Justin's language processor series : Reuseable Lexer and TokenEnumerator
Yesterday I mentioned the series of articles which Justin has been writing on language processing. This series has really opened my eyes to a few techniques which will improve several of my parsing techniques and provide me with the ability to produce high-performance language parsers in a shorter period of time.
Firstly, Justin introduced a basic lexer which will tokenize a source input into a fairly generic array of tokens. He then implemented several enumerator classes to read through a token stream and return application specific, typed tokens. Moving forward these 2 objects will be the staple items of all my future language processors; the lexer probably wouldn't change much and the enumerator would only require a minor alteration to the kinds of typed tokens which it returns.
By the time you get to writing a parser you already have all of the common functions for reading and moving through input stored away in these 2 classes allowing you to focus on implementing the grammar parsing and state transition algorithms without having to bother with the plumbing. The added bonus is that, while the common plumbing functionality - such as ReadNextChar(), IsSpecialChar() and IsEndOfStream() - are monotonous they are undoubtedly a potential source of errors; having common classes to carry forward (the lexer and enumerator classes) means that future parsers are working atop tested code, thus eliminating those silly errors - such as "out by one's" and stuff.

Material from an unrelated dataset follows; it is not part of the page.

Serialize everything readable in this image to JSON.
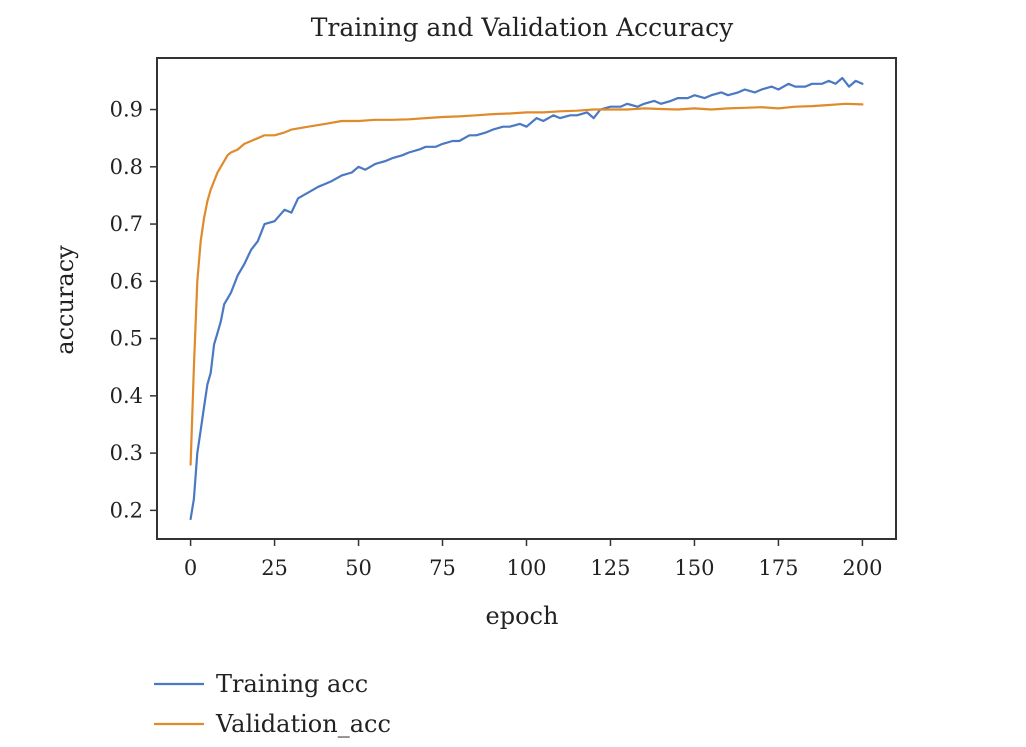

My key learnings to this point have been:
- Lexing into tokens simplifies the amount of parsing logic
- Implementing the enumerator pattern is an elegant way of reading through an input stream
- Separating the functions of language processing can improve performance, re-use, maintainability and performance
I'm still working through some of the more recent articles which deal with state transition graphs, state machine algorithms and recursive descent, top down parsing. I'll post another summary about the learnings and cool features of this stuff when I've covered it well enough.